Hisashi Ouchi was a husband and father. He was remembered as handsome and physically fit, having played rugby during his younger years.
Yet Hisashi was woefully inadequately trained when he was tasked with handling extremely dangerous uranium at his Japanese nuclear facility, resulting in what has been described as "the most agonising death ever documented".
Ouchi was left "burned from the inside out", with his skin falling away and his tissue gradually deteriorating, and was maintained alive for 83 horrific days against his wishes.

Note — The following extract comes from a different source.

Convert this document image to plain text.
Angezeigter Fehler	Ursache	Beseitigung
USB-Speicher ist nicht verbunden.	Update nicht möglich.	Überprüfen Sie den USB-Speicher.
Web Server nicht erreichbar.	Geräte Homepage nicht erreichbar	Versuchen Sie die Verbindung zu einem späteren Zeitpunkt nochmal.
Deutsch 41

He continually pleaded with doctors to end his suffering, but was persistently subjected to experimental procedures and treatments even after there remained no possibility of his recovery.
Ouchi, 35, was a senior technician at Tokaimura uranium processing facility in Japan, roughly 110km northeast of Tokyo. The facility already had a track record of negligence – in 1997, a blaze at Tokaimura exposed 37 staff members to elevated levels of radiation – when Ouchi encountered his horrifying ordeal, reports the Mirror.
On September 30, 1999, Ouchi was exposed to 17,000 millisieverts (mSv) of radiation whilst carrying out his duties.
That is 850 times the safe annual dose for nuclear facility workers, 140 times what people living near to Chernobyl were exposed to following the 1986 catastrophe, and the highest dose ever recorded in human history.
The exposure was again caused by negligence from facility operators. During standard operations, Ouchi's colleague Masato Shinohara and supervisor Yutaka Yokokawa poured seven times the correct amount of uranium into a processing tank.
This triggered an uncontrolled nuclear chain reaction known as a criticality accident, instantly releasing lethal radiation across the entire facility.
Ouchi, whose body had been positioned over the processing tank at the moment of the incident whilst assisting his colleague to fill the vessel, received the most severe exposure.